I think these problems are easily solved. Put it inside the orbit of the earth instead, so you need far less material, and have the panels fold their wings when they would transit the sun from the viewpoint of any planet. Silicon won't work at higher temperatures, but plenty of other semiconductors are available, including many that are good insulators at Earth room temperature. The paper erroneously assumes that semiconductor bandgaps don't vary with temperature, but in fact they vary dramatically, permitting efficient photovoltaic energy conversion with exotic materials even at much higher temperatures than ours.
Maybe? I thought about it for a while, but my grasp of orbital dynamics is not good enough to be sure if that's possible or not. But I think it probably is not.
Think of it this way: Build a model where earth is part of the swarm. This alone would work over the short term, but if the other members of the swarm don't have the same gravity as Earth, then earth will knock them out of orbit (and the other members may affect Earth's orbit.
To avoid the affects of Earth's gravity, chose a tighter orbit with half the period, then from Earth's point of view, the orbital path makes two loops than ends up right back where it started. This way, it's really easy to choose a path where those two loops don't cross between earth and the sun, and this can be done for the whole swarm. This also works for other fractions, with differing numbers of loops before the repeat, much like a Spirograph.
Right, I'm just not sure how that interacts with the ellipticity of Earth's orbit and how stable those orbits are.
Suppose we go for 4 times Earth's orbital period, so about 1/8 of its orbital radius, where solar radiation is 64 times stronger than the 1.36kW/m² that we get above the atmosphere here, 87kW/m², corresponding to a blackbody temperature about 1100 K, at which point we might want to use semiconductors that are excellent insulators at Earth temperatures. (This would put a large dim yellow ball around the white sun we see in the sky, but for the moment let's assume that's OK.) This radius is about 19 gigameters, only 27 times the sun's own radius, and far inside Mercury's orbit. The area of the sphere is 4.4 × 10²¹ m², so if it's 10 microns thick (probably close to a minimum for an effective solar panel, since even metals get transparent this thin) it's 4.4 × 10¹⁶ m³, and so probably about 10¹⁷ tonnes, 10²⁰ kg. Mercury is 3000 times more massive, and our own Moon is 700 times more massive, so I wonder if the orbiting power satellites would perturb each other's orbits in a difficult-to-control way.

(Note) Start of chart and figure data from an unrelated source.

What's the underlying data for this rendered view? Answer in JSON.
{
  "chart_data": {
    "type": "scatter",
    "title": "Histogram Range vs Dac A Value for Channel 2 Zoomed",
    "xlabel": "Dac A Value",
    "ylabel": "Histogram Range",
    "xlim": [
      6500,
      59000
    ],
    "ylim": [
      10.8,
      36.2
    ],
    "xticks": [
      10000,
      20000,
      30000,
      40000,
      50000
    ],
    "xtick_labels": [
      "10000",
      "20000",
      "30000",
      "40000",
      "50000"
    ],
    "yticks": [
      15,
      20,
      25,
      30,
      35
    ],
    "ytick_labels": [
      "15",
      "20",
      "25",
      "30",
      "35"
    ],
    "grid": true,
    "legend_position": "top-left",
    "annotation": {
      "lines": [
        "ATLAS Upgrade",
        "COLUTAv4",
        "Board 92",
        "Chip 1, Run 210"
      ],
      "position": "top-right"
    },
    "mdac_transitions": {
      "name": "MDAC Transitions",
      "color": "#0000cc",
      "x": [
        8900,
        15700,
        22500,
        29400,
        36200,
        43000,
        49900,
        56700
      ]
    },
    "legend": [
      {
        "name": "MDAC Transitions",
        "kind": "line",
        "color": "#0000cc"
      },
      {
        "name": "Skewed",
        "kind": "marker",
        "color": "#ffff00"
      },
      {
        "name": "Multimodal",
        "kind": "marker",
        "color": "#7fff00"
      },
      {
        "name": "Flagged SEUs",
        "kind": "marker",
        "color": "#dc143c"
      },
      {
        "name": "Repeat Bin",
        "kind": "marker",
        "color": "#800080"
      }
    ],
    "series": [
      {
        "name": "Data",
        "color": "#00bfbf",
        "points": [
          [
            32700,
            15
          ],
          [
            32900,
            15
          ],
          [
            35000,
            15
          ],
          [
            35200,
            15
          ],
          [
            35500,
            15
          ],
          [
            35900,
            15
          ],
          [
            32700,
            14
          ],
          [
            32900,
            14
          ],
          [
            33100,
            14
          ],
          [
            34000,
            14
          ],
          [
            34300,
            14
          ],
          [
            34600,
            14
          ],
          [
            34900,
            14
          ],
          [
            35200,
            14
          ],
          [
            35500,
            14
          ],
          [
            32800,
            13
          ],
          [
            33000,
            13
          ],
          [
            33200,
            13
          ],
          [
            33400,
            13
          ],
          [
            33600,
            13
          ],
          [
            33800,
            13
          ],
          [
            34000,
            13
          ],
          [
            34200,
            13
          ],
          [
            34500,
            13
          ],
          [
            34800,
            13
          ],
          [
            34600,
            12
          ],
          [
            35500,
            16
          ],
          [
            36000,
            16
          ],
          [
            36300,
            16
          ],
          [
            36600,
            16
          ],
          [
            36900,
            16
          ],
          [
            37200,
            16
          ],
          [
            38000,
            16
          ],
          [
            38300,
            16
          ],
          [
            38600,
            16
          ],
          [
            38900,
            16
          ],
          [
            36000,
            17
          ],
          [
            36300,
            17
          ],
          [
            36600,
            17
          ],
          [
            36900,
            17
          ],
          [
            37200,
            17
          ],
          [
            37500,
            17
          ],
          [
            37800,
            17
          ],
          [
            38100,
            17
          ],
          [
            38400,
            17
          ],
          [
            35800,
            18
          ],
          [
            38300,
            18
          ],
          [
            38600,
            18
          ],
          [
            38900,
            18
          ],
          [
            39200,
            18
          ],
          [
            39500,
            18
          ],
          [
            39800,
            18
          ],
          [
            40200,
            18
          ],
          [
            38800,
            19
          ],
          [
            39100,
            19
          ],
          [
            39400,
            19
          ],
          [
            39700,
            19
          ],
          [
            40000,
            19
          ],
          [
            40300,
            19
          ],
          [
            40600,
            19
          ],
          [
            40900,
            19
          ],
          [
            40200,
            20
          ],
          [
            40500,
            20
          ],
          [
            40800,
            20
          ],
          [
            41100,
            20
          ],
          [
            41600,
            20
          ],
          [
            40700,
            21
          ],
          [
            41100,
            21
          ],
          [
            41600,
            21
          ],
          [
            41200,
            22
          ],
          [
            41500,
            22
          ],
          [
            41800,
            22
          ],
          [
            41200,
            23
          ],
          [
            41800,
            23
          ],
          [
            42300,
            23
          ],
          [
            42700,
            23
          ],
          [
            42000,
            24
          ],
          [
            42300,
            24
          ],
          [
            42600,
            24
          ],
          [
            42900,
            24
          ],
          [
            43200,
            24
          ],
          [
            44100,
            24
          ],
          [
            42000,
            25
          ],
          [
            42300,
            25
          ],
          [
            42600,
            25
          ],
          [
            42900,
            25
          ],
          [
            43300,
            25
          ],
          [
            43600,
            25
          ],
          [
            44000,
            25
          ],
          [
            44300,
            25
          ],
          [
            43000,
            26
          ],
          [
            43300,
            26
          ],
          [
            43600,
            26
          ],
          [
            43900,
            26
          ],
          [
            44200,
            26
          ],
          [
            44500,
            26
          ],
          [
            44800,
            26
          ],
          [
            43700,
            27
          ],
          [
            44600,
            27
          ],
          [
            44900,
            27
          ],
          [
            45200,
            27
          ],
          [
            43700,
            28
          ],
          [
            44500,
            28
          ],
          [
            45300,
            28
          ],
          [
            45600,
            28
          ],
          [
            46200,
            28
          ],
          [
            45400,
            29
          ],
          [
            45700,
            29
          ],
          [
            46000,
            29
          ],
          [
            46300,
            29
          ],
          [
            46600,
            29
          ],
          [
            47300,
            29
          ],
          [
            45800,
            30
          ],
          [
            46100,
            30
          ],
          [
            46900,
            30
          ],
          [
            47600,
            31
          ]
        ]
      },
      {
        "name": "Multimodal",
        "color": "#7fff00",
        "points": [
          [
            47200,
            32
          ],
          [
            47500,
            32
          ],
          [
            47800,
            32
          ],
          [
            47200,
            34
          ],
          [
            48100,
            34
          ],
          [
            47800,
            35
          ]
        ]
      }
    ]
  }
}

I think these problems are easily solved. Put it inside the orbit of the earth instead, so you need far less material, and have the panels fold their wings when they would transit the sun from the viewpoint of any planet. Silicon won't work at higher temperatures, but plenty of other semiconductors are available, including many that are good insulators at Earth room temperature. The paper erroneously assumes that semiconductor bandgaps don't vary with temperature, but in fact they vary dramatically, permitting efficient photovoltaic energy conversion with exotic materials even at much higher temperatures than ours.